Loss of agrin and synaptophysin from Dox-treated imKO NMJs. A–G, Muscles were stained whole mount with antibodies against syn, α-dystroglycan or agrin, or with Alexa488-conjugated Fasciculin II. Muscle sections were stained with antibodies against MuSK, rapsyn, or utrophin. Dox-treated imKO NMJs showed reduced syn or agrin, but no change in Fasciculin II, α-dystroglycan, MuSK, rapsyn, or utrophin. H, Quantification of fluorescent intensity; n = 15. *p < 0.05 (Student's t test). **p < 0.01 (Student's t test). I, R-BTX area covered by individual synaptic proteins in in Dox-treated imKO NMJs; n = 15. *p < 0.05 (Student's t test). **p < 0.01 (Student's t test). ns., Not significant. Scale bar, 10 μm.

Figure 8.

Time course depletion of synaptic agrin and synaptophysin from the NMJs in Dox-treated imKO mice. Whole-mount staining was performed as in Figure 7. A–F, Confocal images of NMJs at indicated times. A gradual reduction of agrin and syn was observed in Dox-treated imKO NMJs. Fasciculin II levels remained unchanged. G, Quantitative analysis of loss of agrin and Syn, relative to R-BTX (n = 6).

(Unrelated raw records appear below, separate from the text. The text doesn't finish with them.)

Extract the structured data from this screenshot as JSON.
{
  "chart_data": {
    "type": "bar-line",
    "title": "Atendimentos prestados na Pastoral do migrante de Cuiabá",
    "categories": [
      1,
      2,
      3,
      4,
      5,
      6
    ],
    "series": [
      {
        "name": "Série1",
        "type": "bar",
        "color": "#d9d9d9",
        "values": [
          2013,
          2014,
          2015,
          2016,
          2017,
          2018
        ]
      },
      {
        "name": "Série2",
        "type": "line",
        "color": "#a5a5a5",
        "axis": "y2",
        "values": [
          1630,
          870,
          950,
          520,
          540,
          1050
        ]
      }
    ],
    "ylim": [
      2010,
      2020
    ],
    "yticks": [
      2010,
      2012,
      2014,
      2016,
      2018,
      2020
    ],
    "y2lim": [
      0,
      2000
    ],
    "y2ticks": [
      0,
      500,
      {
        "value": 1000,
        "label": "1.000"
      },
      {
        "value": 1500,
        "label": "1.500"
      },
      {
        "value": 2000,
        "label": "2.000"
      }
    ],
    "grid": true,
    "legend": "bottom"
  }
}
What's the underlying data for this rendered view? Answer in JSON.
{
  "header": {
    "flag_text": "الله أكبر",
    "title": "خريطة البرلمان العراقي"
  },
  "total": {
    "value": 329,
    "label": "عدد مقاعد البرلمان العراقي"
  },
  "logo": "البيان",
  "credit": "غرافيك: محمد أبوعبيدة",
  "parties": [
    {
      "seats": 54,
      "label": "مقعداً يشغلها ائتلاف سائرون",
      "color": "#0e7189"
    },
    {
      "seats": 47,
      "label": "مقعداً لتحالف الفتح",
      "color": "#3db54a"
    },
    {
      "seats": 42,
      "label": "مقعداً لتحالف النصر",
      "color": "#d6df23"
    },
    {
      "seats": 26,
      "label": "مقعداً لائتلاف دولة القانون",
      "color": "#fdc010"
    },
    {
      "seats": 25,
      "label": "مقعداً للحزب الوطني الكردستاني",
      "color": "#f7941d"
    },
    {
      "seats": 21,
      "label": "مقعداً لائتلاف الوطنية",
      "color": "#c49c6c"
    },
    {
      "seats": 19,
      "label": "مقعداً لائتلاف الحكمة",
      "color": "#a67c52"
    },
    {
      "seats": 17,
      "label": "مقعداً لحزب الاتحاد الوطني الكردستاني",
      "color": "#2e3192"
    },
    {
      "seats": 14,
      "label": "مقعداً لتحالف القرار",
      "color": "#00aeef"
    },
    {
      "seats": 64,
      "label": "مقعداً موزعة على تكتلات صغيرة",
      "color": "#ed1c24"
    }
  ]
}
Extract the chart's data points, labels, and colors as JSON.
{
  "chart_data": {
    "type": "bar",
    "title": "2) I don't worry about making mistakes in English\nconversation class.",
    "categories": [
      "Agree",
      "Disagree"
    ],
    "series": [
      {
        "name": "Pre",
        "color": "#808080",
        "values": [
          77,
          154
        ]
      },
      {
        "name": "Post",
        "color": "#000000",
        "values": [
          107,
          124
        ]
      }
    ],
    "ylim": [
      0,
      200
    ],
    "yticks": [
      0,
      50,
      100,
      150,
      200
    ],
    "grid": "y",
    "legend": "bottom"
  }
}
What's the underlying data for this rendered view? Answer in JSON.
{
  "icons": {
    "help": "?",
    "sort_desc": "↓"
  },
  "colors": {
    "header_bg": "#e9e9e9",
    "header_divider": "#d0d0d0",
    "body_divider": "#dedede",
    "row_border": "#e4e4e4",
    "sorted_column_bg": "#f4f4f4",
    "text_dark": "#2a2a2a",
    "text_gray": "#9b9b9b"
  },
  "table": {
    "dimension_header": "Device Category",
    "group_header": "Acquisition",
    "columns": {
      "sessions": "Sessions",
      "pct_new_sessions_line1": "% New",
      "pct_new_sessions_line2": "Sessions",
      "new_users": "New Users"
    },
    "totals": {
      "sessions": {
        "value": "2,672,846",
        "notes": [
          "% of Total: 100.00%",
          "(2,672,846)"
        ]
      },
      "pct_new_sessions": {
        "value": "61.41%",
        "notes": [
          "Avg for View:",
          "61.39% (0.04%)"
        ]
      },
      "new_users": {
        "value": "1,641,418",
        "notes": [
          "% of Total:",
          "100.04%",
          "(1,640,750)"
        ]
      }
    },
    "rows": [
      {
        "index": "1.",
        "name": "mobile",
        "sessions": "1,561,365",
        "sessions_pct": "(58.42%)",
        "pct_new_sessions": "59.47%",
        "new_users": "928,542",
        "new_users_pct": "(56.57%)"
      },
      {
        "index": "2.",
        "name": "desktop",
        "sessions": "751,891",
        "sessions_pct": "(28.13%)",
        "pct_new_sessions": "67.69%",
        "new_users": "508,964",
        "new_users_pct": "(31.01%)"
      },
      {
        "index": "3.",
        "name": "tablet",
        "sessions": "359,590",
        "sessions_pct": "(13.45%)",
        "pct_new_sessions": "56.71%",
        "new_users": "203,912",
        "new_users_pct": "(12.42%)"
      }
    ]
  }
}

H, Quantitative analysis of loss of Agrin and Syn, relative to Fasciculin II (n = 6). Scale bar, 10 μm.

Figure 9.

Loss of the 95 kDa agrin fragment in Dox-treated imKO muscle. A, Time course of alteration of various synaptic proteins. Muscle homogenates of indicated mice were subjected to Western blotting with respective antibodies. B, Quantitative analysis of data in A.